After passing a $1.5 billion tax overhaul that same year, McConnell said, “Suddenly I’m Trump’s new best friend.”

Tackett writes that he blamed Trump for this after the Republicans in the House of Representatives lost their majority in the 2018 midterm elections. Trump “has all the qualities you wouldn’t want in a president,” McConnell said in an oral history at the time, and he was “not very smart, short-tempered, evil.”

In 2022, as Trump continued to criticize McConnell and make racist comments about his wife, former Transportation Secretary Elaine Chao, McConnell told Tackett, “I can’t think of anyone I would.”

“Every time he shoots me, I think it’s good for my reputation,” McConnell said.

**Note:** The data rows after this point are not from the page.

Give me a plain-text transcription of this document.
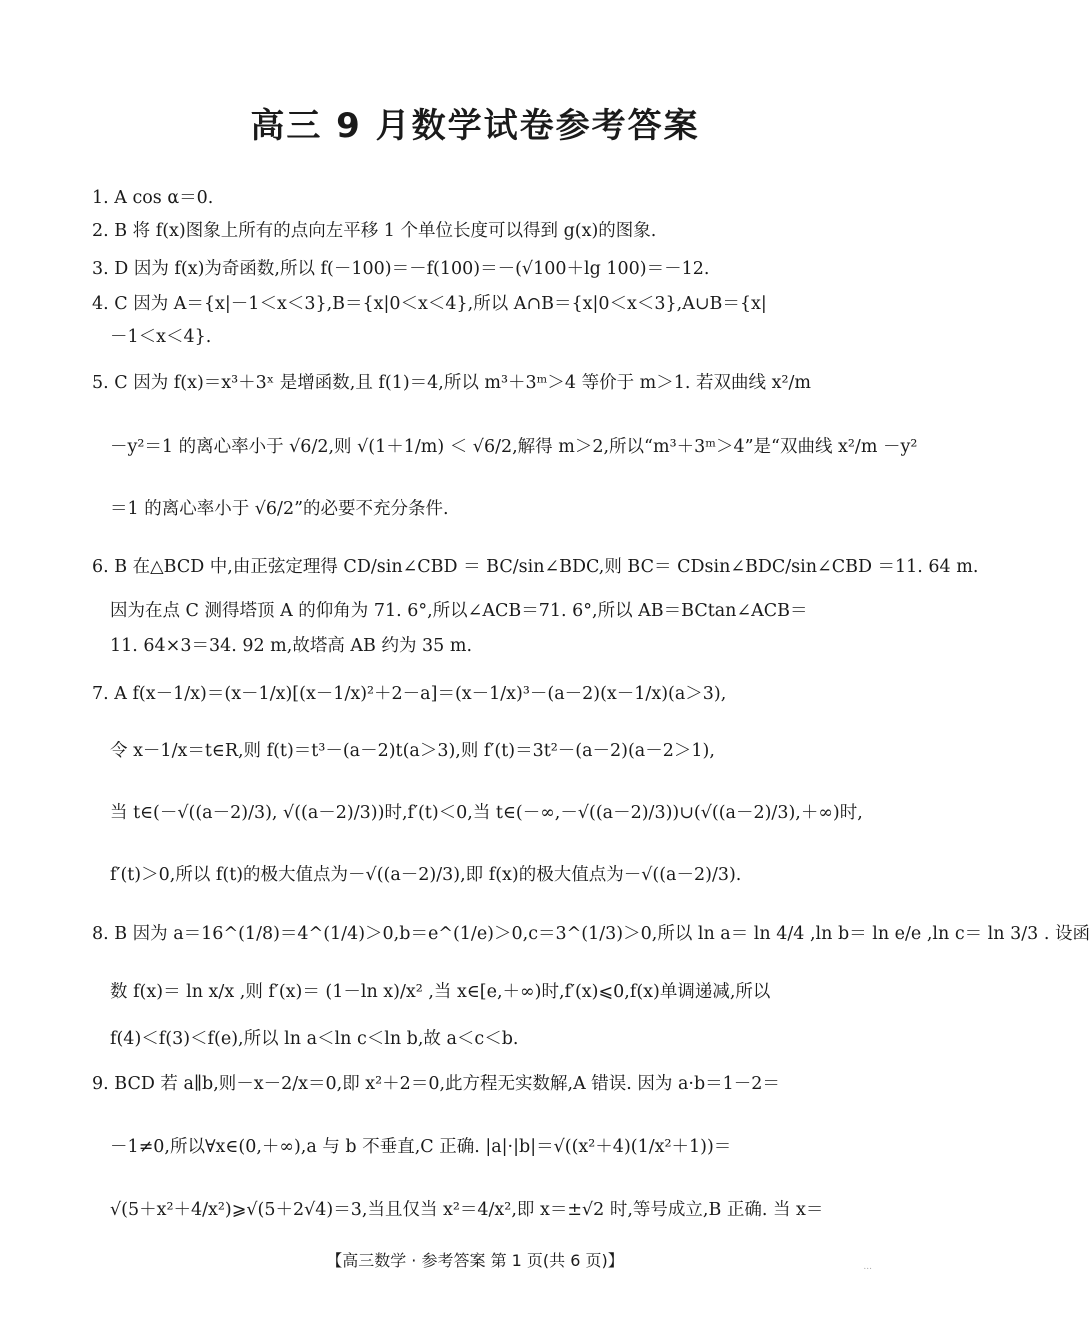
高三 9 月数学试卷参考答案
1. A cos α＝0.
2. B 将 f(x)图象上所有的点向左平移 1 个单位长度可以得到 g(x)的图象.
3. D 因为 f(x)为奇函数,所以 f(－100)＝－f(100)＝－(√100＋lg 100)＝－12.
4. C 因为 A＝{x|－1＜x＜3},B＝{x|0＜x＜4},所以 A∩B＝{x|0＜x＜3},A∪B＝{x|
－1＜x＜4}.
5. C 因为 f(x)＝x³＋3ˣ 是增函数,且 f(1)＝4,所以 m³＋3ᵐ＞4 等价于 m＞1. 若双曲线 x²/m
－y²＝1 的离心率小于 √6/2,则 √(1＋1/m) ＜ √6/2,解得 m＞2,所以“m³＋3ᵐ＞4”是“双曲线 x²/m －y²
＝1 的离心率小于 √6/2”的必要不充分条件.
6. B 在△BCD 中,由正弦定理得 CD/sin∠CBD ＝ BC/sin∠BDC,则 BC＝ CDsin∠BDC/sin∠CBD ＝11. 64 m.
因为在点 C 测得塔顶 A 的仰角为 71. 6°,所以∠ACB＝71. 6°,所以 AB＝BCtan∠ACB＝
11. 64×3＝34. 92 m,故塔高 AB 约为 35 m.
7. A f(x－1/x)＝(x－1/x)[(x－1/x)²＋2－a]＝(x－1/x)³－(a－2)(x－1/x)(a＞3),
令 x－1/x＝t∈R,则 f(t)＝t³－(a－2)t(a＞3),则 f′(t)＝3t²－(a－2)(a－2＞1),
当 t∈(－√((a－2)/3), √((a－2)/3))时,f′(t)＜0,当 t∈(－∞,－√((a－2)/3))∪(√((a－2)/3),＋∞)时,
f′(t)＞0,所以 f(t)的极大值点为－√((a－2)/3),即 f(x)的极大值点为－√((a－2)/3).
8. B 因为 a＝16^(1/8)＝4^(1/4)＞0,b＝e^(1/e)＞0,c＝3^(1/3)＞0,所以 ln a＝ ln 4/4 ,ln b＝ ln e/e ,ln c＝ ln 3/3 . 设函
数 f(x)＝ ln x/x ,则 f′(x)＝ (1－ln x)/x² ,当 x∈[e,＋∞)时,f′(x)⩽0,f(x)单调递减,所以
f(4)＜f(3)＜f(e),所以 ln a＜ln c＜ln b,故 a＜c＜b.
9. BCD 若 a∥b,则－x－2/x＝0,即 x²＋2＝0,此方程无实数解,A 错误. 因为 a·b＝1－2＝
－1≠0,所以∀x∈(0,＋∞),a 与 b 不垂直,C 正确. |a|·|b|＝√((x²＋4)(1/x²＋1))＝
√(5＋x²＋4/x²)⩾√(5＋2√4)＝3,当且仅当 x²＝4/x²,即 x＝±√2 时,等号成立,B 正确. 当 x＝
【高三数学 · 参考答案 第 1 页(共 6 页)】	...
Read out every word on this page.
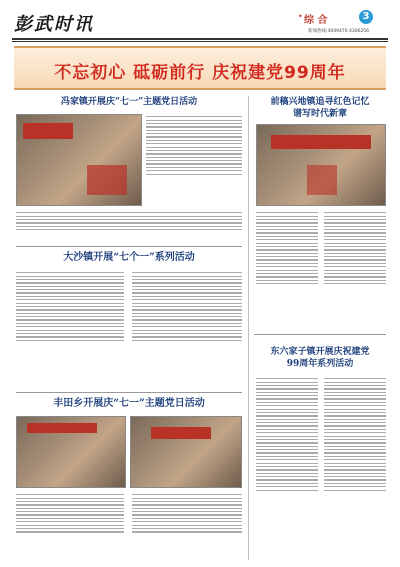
彭武时讯	• 综 合	3
新闻热线:4049470 4306256
不忘初心 砥砺前行 庆祝建党99周年
冯家镇开展庆“七一”主题党日活动
大沙镇开展“七个一”系列活动
丰田乡开展庆“七一”主题党日活动
前稿兴地镇追寻红色记忆
谱写时代新章
东六家子镇开展庆祝建党
99周年系列活动
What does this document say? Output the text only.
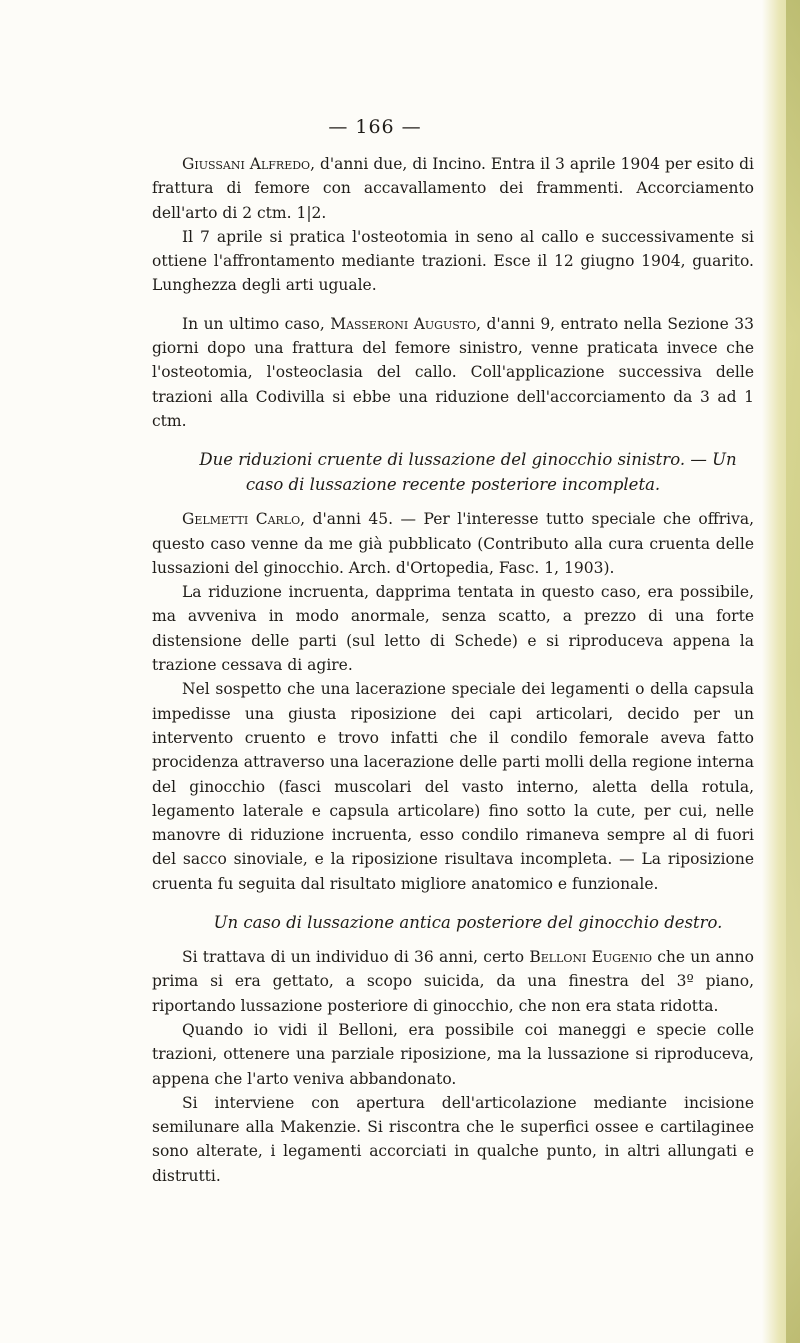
— 166 —

Giussani Alfredo, d'anni due, di Incino. Entra il 3 aprile 1904 per esito di frattura di femore con accavallamento dei frammenti. Accorciamento dell'arto di 2 ctm. 1|2.

Il 7 aprile si pratica l'osteotomia in seno al callo e successivamente si ottiene l'affrontamento mediante trazioni. Esce il 12 giugno 1904, guarito. Lunghezza degli arti uguale.

In un ultimo caso, Masseroni Augusto, d'anni 9, entrato nella Sezione 33 giorni dopo una frattura del femore sinistro, venne praticata invece che l'osteotomia, l'osteoclasia del callo. Coll'applicazione successiva delle trazioni alla Codivilla si ebbe una riduzione dell'accorciamento da 3 ad 1 ctm.

Due riduzioni cruente di lussazione del ginocchio sinistro. — Un caso di lussazione recente posteriore incompleta.

Gelmetti Carlo, d'anni 45. — Per l'interesse tutto speciale che offriva, questo caso venne da me già pubblicato (Contributo alla cura cruenta delle lussazioni del ginocchio. Arch. d'Ortopedia, Fasc. 1, 1903).

La riduzione incruenta, dapprima tentata in questo caso, era possibile, ma avveniva in modo anormale, senza scatto, a prezzo di una forte distensione delle parti (sul letto di Schede) e si riproduceva appena la trazione cessava di agire.

Nel sospetto che una lacerazione speciale dei legamenti o della capsula impedisse una giusta riposizione dei capi articolari, decido per un intervento cruento e trovo infatti che il condilo femorale aveva fatto procidenza attraverso una lacerazione delle parti molli della regione interna del ginocchio (fasci muscolari del vasto interno, aletta della rotula, legamento laterale e capsula articolare) fino sotto la cute, per cui, nelle manovre di riduzione incruenta, esso condilo rimaneva sempre al di fuori del sacco sinoviale, e la riposizione risultava incompleta. — La riposizione cruenta fu seguita dal risultato migliore anatomico e funzionale.

Un caso di lussazione antica posteriore del ginocchio destro.

Si trattava di un individuo di 36 anni, certo Belloni Eugenio che un anno prima si era gettato, a scopo suicida, da una finestra del 3º piano, riportando lussazione posteriore di ginocchio, che non era stata ridotta.

Quando io vidi il Belloni, era possibile coi maneggi e specie colle trazioni, ottenere una parziale riposizione, ma la lussazione si riproduceva, appena che l'arto veniva abbandonato.

Si interviene con apertura dell'articolazione mediante incisione semilunare alla Makenzie. Si riscontra che le superfici ossee e cartilaginee sono alterate, i legamenti accorciati in qualche punto, in altri allungati e distrutti.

Also in 2022, McConnell said in his oral history that Trump’s behavior since the election loss had been “beyond erratic” as he continued to make false allegations of election fraud. “Unfortunately, about half of the Republicans in the country believe whatever he says,” McConnell said.

By 2024, McConnell had endorsed Trump again. He felt he had to do this if he wanted to continue to play a role in shaping the country’s agenda.

“It was the price he paid for power,” Tackett writes.